Acting Secretary Elaine Duke Announcement on Temporary Protected Status for Nicaragua And HondurasA reminder that the TPS designation means not deporting illegal aliens from the affected regions, on the theory that post-hurricane conditions would make this inhumane, and that Hurricane Mitch happened in 1998.
Release Date: November 6, 2017
For Immediate Release
Office of the Press Secretary
WASHINGTON— Today, Acting Secretary of Homeland Security Elaine Duke announced her decision to terminate the Temporary Protected Status (TPS) designation for Nicaragua with a delayed effective date of 12 months to allow for an orderly transition before the designation terminates on January 5, 2019. She also determined that additional information is necessary regarding the TPS designation for Honduras, and therefore has made no determination regarding Honduras at this time. As a result of the inability to make a determination, the TPS designation for Honduras will be automatically extended for six months from the current January 5, 2018 date of expiration to the new expiration date of July 5, 2018.

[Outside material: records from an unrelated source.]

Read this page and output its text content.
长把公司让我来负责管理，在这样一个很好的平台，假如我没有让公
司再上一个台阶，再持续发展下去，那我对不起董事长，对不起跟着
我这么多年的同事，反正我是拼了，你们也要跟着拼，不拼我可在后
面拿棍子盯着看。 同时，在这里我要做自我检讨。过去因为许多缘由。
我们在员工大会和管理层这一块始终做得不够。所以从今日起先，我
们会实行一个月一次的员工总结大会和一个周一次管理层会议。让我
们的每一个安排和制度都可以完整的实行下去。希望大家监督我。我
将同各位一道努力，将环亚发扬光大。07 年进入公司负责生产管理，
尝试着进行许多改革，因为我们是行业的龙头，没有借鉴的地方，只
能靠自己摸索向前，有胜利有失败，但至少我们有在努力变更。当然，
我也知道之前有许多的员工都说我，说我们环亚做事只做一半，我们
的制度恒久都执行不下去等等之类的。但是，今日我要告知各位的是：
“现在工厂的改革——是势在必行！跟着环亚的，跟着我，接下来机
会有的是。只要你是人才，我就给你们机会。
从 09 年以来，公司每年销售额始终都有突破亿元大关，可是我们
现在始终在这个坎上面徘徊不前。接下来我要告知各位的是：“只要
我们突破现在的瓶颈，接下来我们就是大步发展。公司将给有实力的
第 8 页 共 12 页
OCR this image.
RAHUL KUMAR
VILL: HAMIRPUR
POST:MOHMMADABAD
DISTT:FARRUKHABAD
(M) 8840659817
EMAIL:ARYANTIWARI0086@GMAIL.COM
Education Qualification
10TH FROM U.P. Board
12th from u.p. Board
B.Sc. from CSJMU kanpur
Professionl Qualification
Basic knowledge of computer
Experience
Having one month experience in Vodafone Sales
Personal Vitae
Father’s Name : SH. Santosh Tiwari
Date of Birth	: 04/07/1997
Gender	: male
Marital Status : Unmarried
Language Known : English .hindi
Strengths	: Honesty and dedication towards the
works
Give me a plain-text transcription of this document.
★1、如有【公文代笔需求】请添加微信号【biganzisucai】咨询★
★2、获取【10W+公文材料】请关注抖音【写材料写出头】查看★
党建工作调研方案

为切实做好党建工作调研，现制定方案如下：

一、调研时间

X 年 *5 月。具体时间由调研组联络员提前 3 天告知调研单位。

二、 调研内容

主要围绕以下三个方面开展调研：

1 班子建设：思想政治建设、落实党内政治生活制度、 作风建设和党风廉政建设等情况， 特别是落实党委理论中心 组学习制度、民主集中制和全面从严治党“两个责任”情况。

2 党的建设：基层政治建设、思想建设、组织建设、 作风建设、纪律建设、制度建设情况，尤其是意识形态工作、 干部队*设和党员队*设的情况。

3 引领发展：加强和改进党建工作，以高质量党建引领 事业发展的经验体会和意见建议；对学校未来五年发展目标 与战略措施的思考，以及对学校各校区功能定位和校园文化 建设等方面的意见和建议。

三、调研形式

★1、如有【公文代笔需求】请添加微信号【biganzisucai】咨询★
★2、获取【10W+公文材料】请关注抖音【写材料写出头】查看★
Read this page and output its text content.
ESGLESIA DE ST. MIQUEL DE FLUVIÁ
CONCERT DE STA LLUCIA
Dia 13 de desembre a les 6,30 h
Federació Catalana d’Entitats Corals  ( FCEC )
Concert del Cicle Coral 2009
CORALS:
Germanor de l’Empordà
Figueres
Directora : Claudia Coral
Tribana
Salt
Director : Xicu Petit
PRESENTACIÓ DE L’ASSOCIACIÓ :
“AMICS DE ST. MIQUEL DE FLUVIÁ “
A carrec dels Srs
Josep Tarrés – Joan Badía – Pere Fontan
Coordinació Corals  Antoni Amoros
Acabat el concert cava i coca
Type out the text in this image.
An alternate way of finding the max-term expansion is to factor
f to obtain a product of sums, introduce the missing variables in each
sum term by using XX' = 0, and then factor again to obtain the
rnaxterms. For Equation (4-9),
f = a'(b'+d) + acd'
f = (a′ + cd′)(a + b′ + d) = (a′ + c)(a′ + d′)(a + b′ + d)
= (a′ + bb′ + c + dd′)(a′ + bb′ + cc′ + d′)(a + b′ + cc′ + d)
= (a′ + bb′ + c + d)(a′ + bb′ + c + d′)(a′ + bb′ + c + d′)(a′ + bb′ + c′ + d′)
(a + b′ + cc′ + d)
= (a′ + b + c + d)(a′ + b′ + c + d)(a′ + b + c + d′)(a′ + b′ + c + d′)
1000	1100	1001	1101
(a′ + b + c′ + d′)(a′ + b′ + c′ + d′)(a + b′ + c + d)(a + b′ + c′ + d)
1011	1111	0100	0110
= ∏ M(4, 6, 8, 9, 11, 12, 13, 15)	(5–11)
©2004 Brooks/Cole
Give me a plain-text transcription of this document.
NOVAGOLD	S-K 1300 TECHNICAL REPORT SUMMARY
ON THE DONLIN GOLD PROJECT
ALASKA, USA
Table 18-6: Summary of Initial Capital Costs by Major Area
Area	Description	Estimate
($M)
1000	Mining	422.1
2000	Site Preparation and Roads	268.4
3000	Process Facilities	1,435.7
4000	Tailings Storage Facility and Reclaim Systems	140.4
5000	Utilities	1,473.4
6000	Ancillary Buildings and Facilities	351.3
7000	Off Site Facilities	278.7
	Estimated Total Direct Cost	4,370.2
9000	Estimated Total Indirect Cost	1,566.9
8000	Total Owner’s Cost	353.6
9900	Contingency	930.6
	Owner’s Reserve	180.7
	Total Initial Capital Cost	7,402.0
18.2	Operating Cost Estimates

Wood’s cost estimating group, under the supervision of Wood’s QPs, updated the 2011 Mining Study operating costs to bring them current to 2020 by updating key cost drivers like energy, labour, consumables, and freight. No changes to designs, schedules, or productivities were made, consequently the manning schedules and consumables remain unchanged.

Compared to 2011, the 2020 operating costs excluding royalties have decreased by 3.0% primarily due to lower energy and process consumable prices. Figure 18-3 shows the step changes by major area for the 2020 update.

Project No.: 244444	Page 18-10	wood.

The decision to terminate TPS for Nicaragua was made after a review of the conditions upon which the country’s original 1999 designation were based and whether those substantial but temporary conditions prevented Nicaragua from adequately handling the return of their nationals, as required by statute. There was also no request made by the Nicaraguan government to extend the current TPS status. Based on all available information, including recommendations received as part of an inter-agency consultation process, Acting Secretary Duke determined that those substantial but temporary conditions caused in Nicaragua by Hurricane Mitch no longer exist, and thus, under the applicable statute, the current TPS designation must be terminated. [Emphases added, More]
We have been writing about TPS here since at least 2003, when DHS whistleblower Juan Mann wrote Put the “Temporary” back in “Temporary Protected Status” – At Least!
Top TPS triumph: Aliens registering from Honduras and Nicaragua hit the TPS jackpot – legal work authorization and non-deportation for six years running! Their January 5, 1999 TPS remains in effect today—until January 5, 2005—all because of a hurricane in 1998.Well, it wasn't time under Bush, and it wasn't time under Obama, but it's starting to be time under Trump. It's another example of Trump's continued success.
It's time for aliens benefiting from TPS largesse to go home and make their countries great.
It's also the time to put the T back in TPS—or, better still, abolish the program entirely.